Un appel. Une vision. Un mouvement fragile, peut-être une voix, certainement une voix très basse, la fulgurance d’un instant, le passage soudain d’un oiseau, un linge au loin dans un jardin abandonné juste le temps d’accueillir la lumière qu’est une ombre, ce que l’on nomme une image, comme si la vie n’était jamais que du papier ou de l’oubli. Je ne sais pour vous, mais j’entends là-dessus, là-dessous, le merveilleux silence du soleil. Depuis l’enfance à nous observer de son beau rire un brin malicieux, nous offrant la pluie, l’orage quand il le souhaite, quand les nuages viennent en rempart contre lui et nous. Nous offrant le souvenir, comme si toutes nos traces devenaient très vite des mouvements du Passé, alors que ce qui nous convoque au plus haut, c’est l’avenir. La nostalgie est belle si elle va de l’avant, si elle nomme l’ancien pour fonder le nouveau, le sans cesse renouvelé. Ce tambour des yeux, du cœur, résonne dans l’espace. Oui, la nostalgie est un pont vers l’avenir. Cette phrase trottine depuis si longtemps dans la forêt des pages d’un carnet à l’abri dans la poche.
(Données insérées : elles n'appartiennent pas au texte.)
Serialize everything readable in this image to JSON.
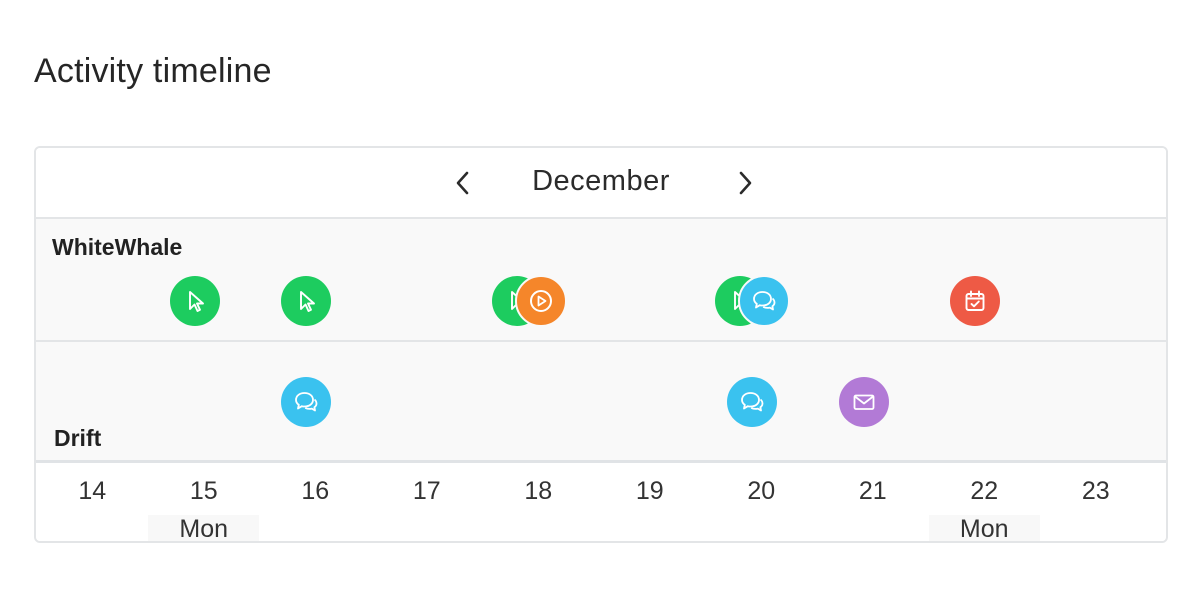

La nostalgie vénère ce qui n’est pas encore. Elle n’est pas seulement rappel de l’ancienne trace. Nous reprenons les chemins des vieilles bêtes, des habitants des cavernes, car ils nous ont légué des trésors en héritage. Nous aimons les grottes où les ténèbres nous éclairent.

Joël Vernet, Le silence du soleil, Peintures de Jean-Gilles Badaire, Le Réalgar, 2018, pp.11/13.